Silver End was a success story. For a few years it attracted press attention for its social innovation - this was the "Metal Window Kingdom of Happiness" , "The City of 2000 AD" Its events featured in the national press.

However, world-wide depression at the start of the thirties was to cut short Silver End's "high summer". From 1931 redundancies and short time working became a reality in the Utopian village. The Crittall Building Society was wound up and plans for a further 200 houses, a hospital and swimming pool were scrapped. Many concerns - the farms, hotel, transport and stores were sold off. Crittall involvement in the village continued, however, perhaps reaching a high point during the Second World War. Bruce Stait's recent book details the deep involvement in the village war effort of members of the Crittall family. When the war was over there was time again to start remembering and to commemorate the special history of the village. When gardens were designed in memory of the "Guv'nor" and his wife after the war by his son WF "Pink" Crittall workers gave their labour free to provide decorative gates "in gratitude".
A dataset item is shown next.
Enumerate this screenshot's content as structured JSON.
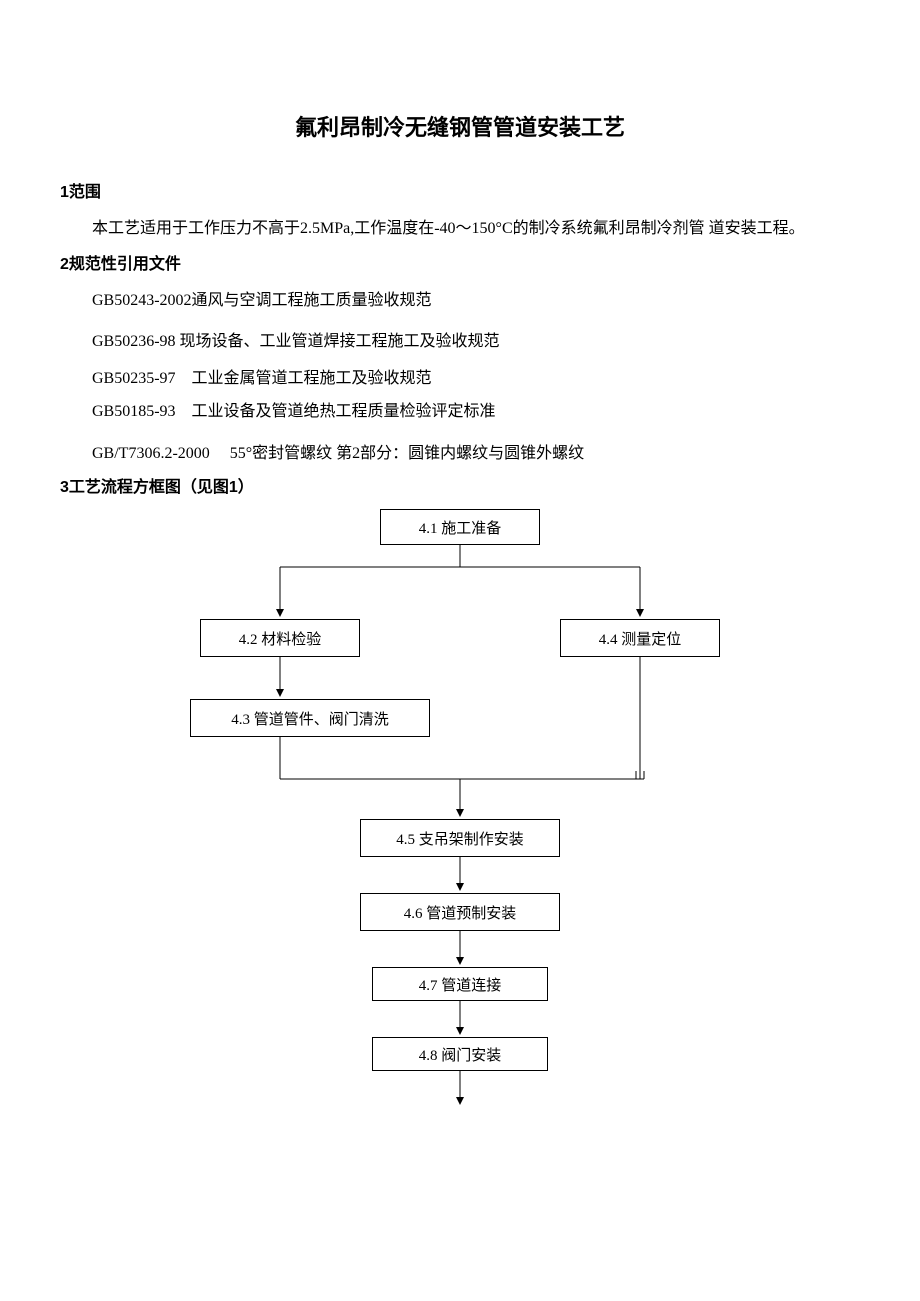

By the end of the 1960s the Crittall company was taken over and Silver End given up - its houses taken over by the local authority. New homes now encircle and out number the old and only Preservation orders and village pride has saved Silver End from being modernised into anonymity. The factory is owned by another company and the Crittall name - once a world-wide concern - is now back where it started and much reduced in scale, in Braintree. The "Sixty-Five Club", where retired workers could still put in a day or so a week - keeping them involved and preventing the wastage of their skills - has until recently been a local geology museum and now stands empty. Members of the Crittall family have long since left their village homes. However, the sense of community and history in Silver End remains remarkable. The community's sense of itself has outlived and outgrown its original purpose as a company village. Silver End people still feel that they are part of a community, that their identity is a special one and that they have a history that is worth remembering and celebrating. It is this special sense of community and history that is a still enduring legacy - 70 years after the inception of the village, 60 years after the death of the "Guv'nor" and 30 years after the loss of the Crittall company.